Mit den Dieseltriebwagen der Reihe 5042 kommen sogenannte Triebwagenanhänger (BDT, BT) mit Webasto-Heizgerät zum Einsatz. So wie die Triebwagen sind sie Elfenbein-Saphirblau lackiert. Dieses Wagenmaterial kommt auch bei den Triebwagenersatzzügen zum Einsatz, seltener auch "normale", tannengrün lackierte Spantenwagen (Bi). Diese werden aber weiterhin regulär für den langen Personenzug am Samstag (RD 31/32) sowie für den nachmittäglichen Schülerzug (RD 35/37) verwendet. Aber im August sind ja noch Ferien...

Güterwagen

In die Zeit von 1964 bis 1968 fällt auch die Umstellung des Güterwagenparks auf UIC- Nummern ("Computernummern"). Fotos von damals zeigen recht deutlich die Umstellung der Anschriften. Bei den ÖBB sind 1967 hauptsächlich Neubauwagen oder Umbauwagen neu beschriftet. Interessant ist dabei aber, daß die Wagen der Kriegsbauart Klagenfurt (Omm 34) schon neu (als "E") angeschrieben waren. Es wurden also nicht alle derartigen Wagen UIC-konform neu aufgebaut. Ganz anders ist die Situation bei den G-Wagen (ex G10): Hier hatte man es mit dem Umbeschriften nicht recht eilig, erst 1969 (!) tauchen auf Fotos erste UIC-konform beschriftete Wagen auf.

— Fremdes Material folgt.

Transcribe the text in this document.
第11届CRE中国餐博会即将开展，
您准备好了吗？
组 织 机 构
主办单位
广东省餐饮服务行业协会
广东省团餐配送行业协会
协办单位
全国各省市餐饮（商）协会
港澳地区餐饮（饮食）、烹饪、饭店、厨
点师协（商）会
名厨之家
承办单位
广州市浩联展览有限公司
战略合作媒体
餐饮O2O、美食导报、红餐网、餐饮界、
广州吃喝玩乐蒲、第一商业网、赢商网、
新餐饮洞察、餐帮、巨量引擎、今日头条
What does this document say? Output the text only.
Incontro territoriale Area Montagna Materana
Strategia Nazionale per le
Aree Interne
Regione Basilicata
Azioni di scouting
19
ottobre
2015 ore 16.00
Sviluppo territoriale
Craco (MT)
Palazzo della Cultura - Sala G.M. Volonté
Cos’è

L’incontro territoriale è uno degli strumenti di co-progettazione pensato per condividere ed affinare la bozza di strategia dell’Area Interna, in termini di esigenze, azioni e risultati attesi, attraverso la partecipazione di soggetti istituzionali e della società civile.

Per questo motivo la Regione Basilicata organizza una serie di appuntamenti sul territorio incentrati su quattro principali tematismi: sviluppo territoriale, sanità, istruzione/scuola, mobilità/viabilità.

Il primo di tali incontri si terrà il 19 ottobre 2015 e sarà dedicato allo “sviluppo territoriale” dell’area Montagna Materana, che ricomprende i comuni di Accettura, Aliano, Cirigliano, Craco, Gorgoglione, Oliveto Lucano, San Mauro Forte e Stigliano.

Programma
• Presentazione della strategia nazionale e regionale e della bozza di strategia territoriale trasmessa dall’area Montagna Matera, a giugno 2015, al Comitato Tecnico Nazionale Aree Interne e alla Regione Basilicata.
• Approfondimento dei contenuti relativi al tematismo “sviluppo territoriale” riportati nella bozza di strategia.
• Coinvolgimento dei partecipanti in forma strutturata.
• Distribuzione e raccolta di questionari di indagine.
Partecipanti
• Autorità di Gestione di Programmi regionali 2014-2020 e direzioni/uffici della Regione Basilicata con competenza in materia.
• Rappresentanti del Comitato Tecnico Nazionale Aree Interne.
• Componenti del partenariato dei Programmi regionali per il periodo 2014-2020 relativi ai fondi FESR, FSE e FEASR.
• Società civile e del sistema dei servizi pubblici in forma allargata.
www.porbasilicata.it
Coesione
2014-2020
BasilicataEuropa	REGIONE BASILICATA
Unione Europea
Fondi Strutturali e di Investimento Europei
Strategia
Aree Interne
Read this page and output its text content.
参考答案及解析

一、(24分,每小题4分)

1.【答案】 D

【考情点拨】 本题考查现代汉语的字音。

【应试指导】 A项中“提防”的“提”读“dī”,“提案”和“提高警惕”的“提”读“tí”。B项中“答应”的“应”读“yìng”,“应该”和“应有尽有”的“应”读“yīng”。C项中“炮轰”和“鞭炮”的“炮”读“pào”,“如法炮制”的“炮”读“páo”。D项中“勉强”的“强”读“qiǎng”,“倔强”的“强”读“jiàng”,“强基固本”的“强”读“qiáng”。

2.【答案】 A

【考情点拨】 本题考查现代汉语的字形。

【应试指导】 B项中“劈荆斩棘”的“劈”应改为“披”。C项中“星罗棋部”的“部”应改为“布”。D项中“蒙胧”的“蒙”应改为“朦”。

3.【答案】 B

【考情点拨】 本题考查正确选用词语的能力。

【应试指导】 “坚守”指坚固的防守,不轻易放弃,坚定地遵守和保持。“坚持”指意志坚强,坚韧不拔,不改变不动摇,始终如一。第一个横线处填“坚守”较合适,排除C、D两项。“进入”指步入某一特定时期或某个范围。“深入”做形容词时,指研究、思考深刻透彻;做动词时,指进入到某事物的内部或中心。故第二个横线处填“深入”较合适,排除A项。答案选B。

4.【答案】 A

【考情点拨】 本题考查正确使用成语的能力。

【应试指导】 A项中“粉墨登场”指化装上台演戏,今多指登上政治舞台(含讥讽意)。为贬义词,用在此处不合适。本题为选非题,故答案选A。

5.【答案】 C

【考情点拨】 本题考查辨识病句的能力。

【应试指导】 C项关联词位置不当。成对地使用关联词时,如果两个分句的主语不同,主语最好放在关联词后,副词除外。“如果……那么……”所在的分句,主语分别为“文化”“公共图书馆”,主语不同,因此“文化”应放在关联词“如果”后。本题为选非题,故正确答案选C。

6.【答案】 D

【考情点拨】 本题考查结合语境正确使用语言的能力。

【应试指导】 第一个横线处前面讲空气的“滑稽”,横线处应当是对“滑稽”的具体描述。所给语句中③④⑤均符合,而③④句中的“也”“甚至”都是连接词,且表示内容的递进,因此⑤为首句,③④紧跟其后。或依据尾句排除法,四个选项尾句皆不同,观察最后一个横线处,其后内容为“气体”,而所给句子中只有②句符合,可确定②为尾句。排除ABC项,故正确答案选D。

Bei den Wagen anderer Bahnverwaltungen zeigt sich ein bunter Mix aus "alten" und "neuen" Anschriften, das Epoche 3- EUROP-Feld ist 1967 aber schon sehr,sehr selten auszumachen. Die Wagen der DB waren zu diesem Zeitpunkt schon durchgängig neu beschriftet, und trugen bis etwa 1970 zusätzlich die alte Gattungsbezeichnung- die sogenannte "Übergangsbeschriftung!".